Video conferencing in business has gotten a bad rap because in the past it was extremely expensive and equally complex for the end user to operate. Many that made an investment in video conferencing found they required the assistance of IT personnel to make the connection each and every time. This complexity and high expense combined with the lack of a standard communication protocol slowed the adoption of video conferencing.
Today that has all changed. At least one of the major business phone system manufacturers have video capability and only require video enabled phones for internal use. Just by dialing the extension of the person you are calling within your company initiates a video call. If your business is spread geographically, these video enabled phone systems can allow you to have a more personal experience with your team members.

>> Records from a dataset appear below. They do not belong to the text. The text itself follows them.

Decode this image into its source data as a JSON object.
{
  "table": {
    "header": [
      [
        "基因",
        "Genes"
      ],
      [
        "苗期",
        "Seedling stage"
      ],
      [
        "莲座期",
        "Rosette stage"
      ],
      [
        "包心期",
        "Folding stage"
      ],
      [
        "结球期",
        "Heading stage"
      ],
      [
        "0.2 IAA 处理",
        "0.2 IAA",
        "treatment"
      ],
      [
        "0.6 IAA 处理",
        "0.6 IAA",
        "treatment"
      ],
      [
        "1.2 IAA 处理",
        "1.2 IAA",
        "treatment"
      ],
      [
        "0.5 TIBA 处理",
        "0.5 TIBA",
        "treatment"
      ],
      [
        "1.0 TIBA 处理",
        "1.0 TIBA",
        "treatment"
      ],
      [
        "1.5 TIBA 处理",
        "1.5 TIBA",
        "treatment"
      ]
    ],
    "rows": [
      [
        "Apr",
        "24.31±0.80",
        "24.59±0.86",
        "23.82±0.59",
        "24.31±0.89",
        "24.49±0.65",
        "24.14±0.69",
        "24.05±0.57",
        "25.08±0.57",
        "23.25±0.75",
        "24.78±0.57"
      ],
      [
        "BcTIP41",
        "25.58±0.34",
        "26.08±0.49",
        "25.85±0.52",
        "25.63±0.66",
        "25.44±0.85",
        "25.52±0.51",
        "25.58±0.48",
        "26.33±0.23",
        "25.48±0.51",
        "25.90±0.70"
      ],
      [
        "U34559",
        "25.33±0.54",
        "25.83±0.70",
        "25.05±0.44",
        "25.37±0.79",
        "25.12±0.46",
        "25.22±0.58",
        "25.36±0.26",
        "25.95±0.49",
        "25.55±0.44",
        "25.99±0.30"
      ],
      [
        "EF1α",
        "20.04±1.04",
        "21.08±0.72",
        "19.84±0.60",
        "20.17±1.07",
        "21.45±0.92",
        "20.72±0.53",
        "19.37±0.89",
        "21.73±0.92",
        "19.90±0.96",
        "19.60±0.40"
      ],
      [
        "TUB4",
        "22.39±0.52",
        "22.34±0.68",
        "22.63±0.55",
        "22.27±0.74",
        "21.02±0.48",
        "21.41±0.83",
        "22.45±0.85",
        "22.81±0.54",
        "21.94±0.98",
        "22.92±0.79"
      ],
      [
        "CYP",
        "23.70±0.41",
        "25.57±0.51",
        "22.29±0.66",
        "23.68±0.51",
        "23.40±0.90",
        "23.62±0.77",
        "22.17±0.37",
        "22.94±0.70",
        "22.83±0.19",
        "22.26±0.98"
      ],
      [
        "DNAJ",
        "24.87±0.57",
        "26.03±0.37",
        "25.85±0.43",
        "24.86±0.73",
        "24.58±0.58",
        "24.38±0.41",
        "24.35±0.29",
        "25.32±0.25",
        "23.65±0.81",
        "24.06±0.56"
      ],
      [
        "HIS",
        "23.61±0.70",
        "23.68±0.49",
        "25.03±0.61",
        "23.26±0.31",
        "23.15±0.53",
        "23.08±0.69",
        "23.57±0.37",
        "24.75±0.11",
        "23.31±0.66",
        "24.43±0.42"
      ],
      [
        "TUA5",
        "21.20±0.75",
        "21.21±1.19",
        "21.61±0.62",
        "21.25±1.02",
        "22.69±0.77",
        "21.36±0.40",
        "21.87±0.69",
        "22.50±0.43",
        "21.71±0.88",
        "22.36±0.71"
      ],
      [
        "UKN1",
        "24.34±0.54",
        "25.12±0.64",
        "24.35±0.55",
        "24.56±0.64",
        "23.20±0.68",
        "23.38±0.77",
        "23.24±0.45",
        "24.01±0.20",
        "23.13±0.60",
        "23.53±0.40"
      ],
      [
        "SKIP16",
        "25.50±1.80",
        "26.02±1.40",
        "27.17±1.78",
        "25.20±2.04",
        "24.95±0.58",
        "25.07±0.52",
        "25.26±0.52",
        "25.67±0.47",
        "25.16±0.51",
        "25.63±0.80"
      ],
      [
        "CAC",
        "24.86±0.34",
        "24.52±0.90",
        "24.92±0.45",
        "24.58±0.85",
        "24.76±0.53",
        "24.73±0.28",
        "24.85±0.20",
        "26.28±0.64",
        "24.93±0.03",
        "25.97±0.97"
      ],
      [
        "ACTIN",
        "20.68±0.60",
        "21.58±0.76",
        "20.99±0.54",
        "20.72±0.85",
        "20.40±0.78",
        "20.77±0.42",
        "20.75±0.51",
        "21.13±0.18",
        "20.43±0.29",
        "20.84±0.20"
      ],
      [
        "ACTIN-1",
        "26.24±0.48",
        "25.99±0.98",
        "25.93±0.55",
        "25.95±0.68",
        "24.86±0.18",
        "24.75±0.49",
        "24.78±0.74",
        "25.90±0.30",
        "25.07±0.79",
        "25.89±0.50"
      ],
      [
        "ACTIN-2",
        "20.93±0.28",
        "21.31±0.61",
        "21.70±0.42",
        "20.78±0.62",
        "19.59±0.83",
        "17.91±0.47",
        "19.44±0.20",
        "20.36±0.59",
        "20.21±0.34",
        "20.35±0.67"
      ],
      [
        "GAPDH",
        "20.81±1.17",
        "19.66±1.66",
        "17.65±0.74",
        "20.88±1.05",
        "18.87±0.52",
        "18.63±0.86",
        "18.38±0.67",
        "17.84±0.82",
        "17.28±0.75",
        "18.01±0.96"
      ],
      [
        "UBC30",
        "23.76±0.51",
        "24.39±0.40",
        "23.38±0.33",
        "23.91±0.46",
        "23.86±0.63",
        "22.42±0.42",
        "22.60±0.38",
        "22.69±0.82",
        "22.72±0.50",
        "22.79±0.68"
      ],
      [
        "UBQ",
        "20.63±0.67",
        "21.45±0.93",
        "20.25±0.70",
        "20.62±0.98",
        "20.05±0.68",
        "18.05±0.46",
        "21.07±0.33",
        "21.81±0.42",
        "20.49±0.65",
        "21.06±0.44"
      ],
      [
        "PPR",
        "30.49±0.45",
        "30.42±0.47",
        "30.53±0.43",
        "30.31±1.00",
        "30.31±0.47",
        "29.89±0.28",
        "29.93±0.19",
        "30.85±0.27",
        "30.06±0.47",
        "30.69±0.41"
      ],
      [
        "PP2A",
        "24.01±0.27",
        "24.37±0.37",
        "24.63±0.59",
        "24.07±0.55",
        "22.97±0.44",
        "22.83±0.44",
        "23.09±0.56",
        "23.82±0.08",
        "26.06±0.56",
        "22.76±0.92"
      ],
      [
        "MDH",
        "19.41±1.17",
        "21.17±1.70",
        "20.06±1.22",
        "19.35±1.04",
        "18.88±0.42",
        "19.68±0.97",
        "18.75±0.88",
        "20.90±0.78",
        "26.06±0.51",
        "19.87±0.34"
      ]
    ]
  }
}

The addition of video control units allows you to federate with others with video conferencing systems and other users can be reached through a system of URL addresses, which will typically be identical to your email address. The endpoints, or devices by which video calls can be initiated, are also becoming more varied. A personal computer, tablet, video phone or mobile phone has the ability to enter video conferencing through these systems.
I have had a lot of business owners tell me they can never see implementing video in their organization, that they don’t feel it will ever be useful. My response to that is what happens when your customers and vendors begin to expect it? I remember back in 1996 when business owners were making the same statements about email. Email has now become ubiquitous in business. Video will not be far behind.

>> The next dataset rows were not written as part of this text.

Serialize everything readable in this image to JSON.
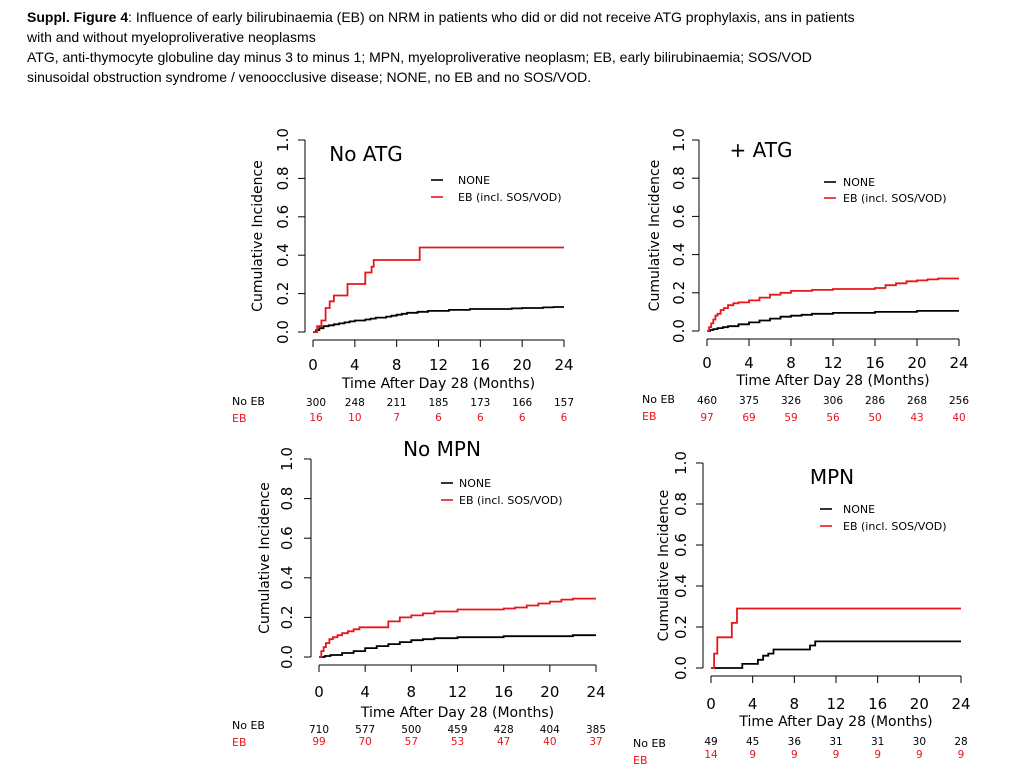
{
  "caption": {
    "label": "Suppl. Figure 4",
    "line1_rest": ": Influence of early bilirubinaemia (EB) on NRM in patients who did or did not receive ATG prophylaxis, ans in patients",
    "line2": "with and without myeloproliverative neoplasms",
    "line3": "ATG, anti-thymocyte globuline day minus 3 to minus 1; MPN, myeloproliverative neoplasm; EB, early bilirubinaemia; SOS/VOD",
    "line4": "sinusoidal obstruction syndrome / venoocclusive disease; NONE, no EB and no SOS/VOD."
  },
  "colors": {
    "none": "#000000",
    "eb": "#e8161b"
  },
  "chart_data": [
    {
      "type": "line",
      "title": "No ATG",
      "xlabel": "Time After Day 28 (Months)",
      "ylabel": "Cumulative Incidence",
      "xlim": [
        0,
        24
      ],
      "ylim": [
        0,
        1
      ],
      "xticks": [
        "0",
        "4",
        "8",
        "12",
        "16",
        "20",
        "24"
      ],
      "yticks": [
        "0.0",
        "0.2",
        "0.4",
        "0.6",
        "0.8",
        "1.0"
      ],
      "legend": [
        "NONE",
        "EB (incl. SOS/VOD)"
      ],
      "series": [
        {
          "name": "NONE",
          "x": [
            0,
            0.3,
            0.6,
            1,
            1.5,
            2,
            2.5,
            3,
            3.5,
            4,
            4.5,
            5,
            5.5,
            6,
            7,
            7.5,
            8,
            8.5,
            9,
            9.5,
            10,
            11,
            12,
            13,
            14,
            15,
            16,
            17,
            18,
            19,
            20,
            21,
            22,
            23,
            24
          ],
          "y": [
            0,
            0.01,
            0.02,
            0.03,
            0.035,
            0.04,
            0.045,
            0.05,
            0.055,
            0.06,
            0.06,
            0.065,
            0.07,
            0.075,
            0.08,
            0.085,
            0.09,
            0.095,
            0.1,
            0.1,
            0.105,
            0.11,
            0.11,
            0.115,
            0.115,
            0.12,
            0.12,
            0.12,
            0.12,
            0.123,
            0.125,
            0.125,
            0.128,
            0.13,
            0.13
          ]
        },
        {
          "name": "EB (incl. SOS/VOD)",
          "x": [
            0,
            0.4,
            0.8,
            1.2,
            1.6,
            2.0,
            3.3,
            5.0,
            5.6,
            5.8,
            10.2,
            24
          ],
          "y": [
            0,
            0.03,
            0.06,
            0.125,
            0.16,
            0.19,
            0.25,
            0.31,
            0.34,
            0.375,
            0.44,
            0.44
          ]
        }
      ],
      "risk_labels": [
        "No EB",
        "EB"
      ],
      "risk_none": [
        "300",
        "248",
        "211",
        "185",
        "173",
        "166",
        "157"
      ],
      "risk_eb": [
        "16",
        "10",
        "7",
        "6",
        "6",
        "6",
        "6"
      ]
    },
    {
      "type": "line",
      "title": "+ ATG",
      "xlabel": "Time After Day 28 (Months)",
      "ylabel": "Cumulative Incidence",
      "xlim": [
        0,
        24
      ],
      "ylim": [
        0,
        1
      ],
      "xticks": [
        "0",
        "4",
        "8",
        "12",
        "16",
        "20",
        "24"
      ],
      "yticks": [
        "0.0",
        "0.2",
        "0.4",
        "0.6",
        "0.8",
        "1.0"
      ],
      "legend": [
        "NONE",
        "EB (incl. SOS/VOD)"
      ],
      "series": [
        {
          "name": "NONE",
          "x": [
            0,
            0.3,
            0.6,
            1,
            1.5,
            2,
            3,
            4,
            5,
            6,
            7,
            8,
            9,
            10,
            11,
            12,
            14,
            16,
            18,
            20,
            22,
            24
          ],
          "y": [
            0,
            0.005,
            0.01,
            0.015,
            0.02,
            0.025,
            0.035,
            0.045,
            0.055,
            0.065,
            0.075,
            0.08,
            0.085,
            0.09,
            0.09,
            0.095,
            0.095,
            0.1,
            0.1,
            0.105,
            0.105,
            0.105
          ]
        },
        {
          "name": "EB (incl. SOS/VOD)",
          "x": [
            0,
            0.2,
            0.4,
            0.6,
            0.8,
            1.0,
            1.3,
            1.6,
            2.0,
            2.5,
            3.0,
            4.0,
            5.0,
            6.0,
            7.0,
            8.0,
            10,
            12,
            14,
            16,
            17,
            18,
            19,
            20,
            21,
            22,
            24
          ],
          "y": [
            0,
            0.02,
            0.04,
            0.06,
            0.08,
            0.09,
            0.11,
            0.12,
            0.135,
            0.145,
            0.15,
            0.16,
            0.175,
            0.19,
            0.2,
            0.21,
            0.215,
            0.22,
            0.22,
            0.225,
            0.24,
            0.25,
            0.26,
            0.265,
            0.27,
            0.275,
            0.275
          ]
        }
      ],
      "risk_labels": [
        "No EB",
        "EB"
      ],
      "risk_none": [
        "460",
        "375",
        "326",
        "306",
        "286",
        "268",
        "256"
      ],
      "risk_eb": [
        "97",
        "69",
        "59",
        "56",
        "50",
        "43",
        "40"
      ]
    },
    {
      "type": "line",
      "title": "No MPN",
      "xlabel": "Time After Day 28 (Months)",
      "ylabel": "Cumulative Incidence",
      "xlim": [
        0,
        24
      ],
      "ylim": [
        0,
        1
      ],
      "xticks": [
        "0",
        "4",
        "8",
        "12",
        "16",
        "20",
        "24"
      ],
      "yticks": [
        "0.0",
        "0.2",
        "0.4",
        "0.6",
        "0.8",
        "1.0"
      ],
      "legend": [
        "NONE",
        "EB (incl. SOS/VOD)"
      ],
      "series": [
        {
          "name": "NONE",
          "x": [
            0,
            0.5,
            1,
            2,
            3,
            4,
            5,
            6,
            7,
            8,
            9,
            10,
            11,
            12,
            14,
            16,
            18,
            20,
            22,
            24
          ],
          "y": [
            0,
            0.005,
            0.01,
            0.02,
            0.03,
            0.045,
            0.055,
            0.065,
            0.075,
            0.085,
            0.09,
            0.095,
            0.095,
            0.1,
            0.1,
            0.105,
            0.105,
            0.105,
            0.11,
            0.11
          ]
        },
        {
          "name": "EB (incl. SOS/VOD)",
          "x": [
            0,
            0.2,
            0.4,
            0.6,
            0.9,
            1.2,
            1.6,
            2.0,
            2.5,
            3.0,
            3.5,
            5.0,
            6.0,
            7.0,
            8.0,
            9.0,
            10,
            12,
            14,
            16,
            17,
            18,
            19,
            20,
            21,
            22,
            24
          ],
          "y": [
            0,
            0.03,
            0.05,
            0.07,
            0.09,
            0.1,
            0.11,
            0.12,
            0.13,
            0.14,
            0.15,
            0.15,
            0.18,
            0.2,
            0.21,
            0.22,
            0.23,
            0.24,
            0.24,
            0.245,
            0.25,
            0.26,
            0.27,
            0.28,
            0.29,
            0.295,
            0.295
          ]
        }
      ],
      "risk_labels": [
        "No EB",
        "EB"
      ],
      "risk_none": [
        "710",
        "577",
        "500",
        "459",
        "428",
        "404",
        "385"
      ],
      "risk_eb": [
        "99",
        "70",
        "57",
        "53",
        "47",
        "40",
        "37"
      ]
    },
    {
      "type": "line",
      "title": "MPN",
      "xlabel": "Time After Day 28 (Months)",
      "ylabel": "Cumulative Incidence",
      "xlim": [
        0,
        24
      ],
      "ylim": [
        0,
        1
      ],
      "xticks": [
        "0",
        "4",
        "8",
        "12",
        "16",
        "20",
        "24"
      ],
      "yticks": [
        "0.0",
        "0.2",
        "0.4",
        "0.6",
        "0.8",
        "1.0"
      ],
      "legend": [
        "NONE",
        "EB (incl. SOS/VOD)"
      ],
      "series": [
        {
          "name": "NONE",
          "x": [
            0,
            3.0,
            4.5,
            5.0,
            5.5,
            6.0,
            9.5,
            10,
            24
          ],
          "y": [
            0,
            0.02,
            0.04,
            0.06,
            0.07,
            0.09,
            0.11,
            0.13,
            0.13
          ]
        },
        {
          "name": "EB (incl. SOS/VOD)",
          "x": [
            0,
            0.3,
            0.6,
            2.0,
            2.5,
            24
          ],
          "y": [
            0,
            0.07,
            0.15,
            0.22,
            0.29,
            0.29
          ]
        }
      ],
      "risk_labels": [
        "No EB",
        "EB"
      ],
      "risk_none": [
        "49",
        "45",
        "36",
        "31",
        "31",
        "30",
        "28"
      ],
      "risk_eb": [
        "14",
        "9",
        "9",
        "9",
        "9",
        "9",
        "9"
      ]
    }
  ]
}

While I do believe that video will become commonplace in business in the not too distant future, I have to admit when our staff first proposed rolling out video conferencing throughout the organization. I wasn’t a fan. I am the world’s biggest multi-tasker, and having a video phone meant I would actually have to give the caller my undivided attention. This leads to the call being shorter and the team member knows they have my undivided attention, which is good for morale. Today, all five of the conference rooms in our facilities have video conferencing, all managers have video phones and our outlying offices are all connected with video. Our windshield time between offices has been greatly reduced by allowing us to hold team meetings with participation with our employees in remote offices.

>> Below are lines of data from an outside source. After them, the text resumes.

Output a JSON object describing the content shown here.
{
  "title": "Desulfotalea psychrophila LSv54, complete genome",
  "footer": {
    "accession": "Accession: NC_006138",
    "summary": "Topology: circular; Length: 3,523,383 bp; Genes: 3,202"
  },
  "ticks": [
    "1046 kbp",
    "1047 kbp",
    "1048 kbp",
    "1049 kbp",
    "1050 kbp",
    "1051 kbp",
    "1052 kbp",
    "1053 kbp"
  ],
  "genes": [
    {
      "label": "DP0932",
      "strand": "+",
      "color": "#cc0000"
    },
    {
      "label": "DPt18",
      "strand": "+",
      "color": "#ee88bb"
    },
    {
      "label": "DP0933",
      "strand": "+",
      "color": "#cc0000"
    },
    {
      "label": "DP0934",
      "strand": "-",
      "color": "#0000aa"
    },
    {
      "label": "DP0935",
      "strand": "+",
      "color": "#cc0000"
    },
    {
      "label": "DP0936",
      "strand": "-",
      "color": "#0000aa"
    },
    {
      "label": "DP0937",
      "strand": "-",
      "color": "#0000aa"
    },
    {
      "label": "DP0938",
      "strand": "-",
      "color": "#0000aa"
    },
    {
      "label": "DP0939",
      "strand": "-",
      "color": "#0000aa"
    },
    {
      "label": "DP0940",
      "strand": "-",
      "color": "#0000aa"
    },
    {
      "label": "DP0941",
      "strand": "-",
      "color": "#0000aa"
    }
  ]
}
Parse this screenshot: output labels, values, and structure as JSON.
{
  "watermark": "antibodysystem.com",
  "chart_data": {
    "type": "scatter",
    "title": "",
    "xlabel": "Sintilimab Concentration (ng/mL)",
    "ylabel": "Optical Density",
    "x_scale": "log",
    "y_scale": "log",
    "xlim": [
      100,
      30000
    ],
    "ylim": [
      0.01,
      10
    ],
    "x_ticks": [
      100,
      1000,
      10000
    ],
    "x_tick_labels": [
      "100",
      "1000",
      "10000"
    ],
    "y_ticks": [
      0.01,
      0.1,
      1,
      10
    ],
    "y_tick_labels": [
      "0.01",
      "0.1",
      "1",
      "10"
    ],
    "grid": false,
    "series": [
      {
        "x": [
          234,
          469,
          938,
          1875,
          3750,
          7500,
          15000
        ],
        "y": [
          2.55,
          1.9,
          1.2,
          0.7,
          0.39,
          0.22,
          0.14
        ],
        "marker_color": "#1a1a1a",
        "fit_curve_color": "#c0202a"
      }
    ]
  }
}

So, now that I am believer, and hopefully you are too, how does one prepare for the inevitable shift in communication methods? The best way to begin preparing for this coming wave of video enablement is to make careful purchasing decisions that won’t prevent you from making the jump when the time is right for your business. As I mentioned earlier, several of the phone systems on the market are video enabled, and the new generation of video phones are no more expensive than standard hand-sets. If you are considering adopting a new phone system, make sure that video can be seamless integrated into the system. This will prevent the wholesale replacement of your system when the demand for video reaches your business.
Video enablement is also available through products like Microsoft Lync or Cisco Jabber that can operate independently of the phone system, but can be integrated with a modern system at a latter point. These type of systems would use non-phone endpoints for the video communication. Both of these systems are also available in cloud offerings which may provide a lower cost entry point into the video revolution.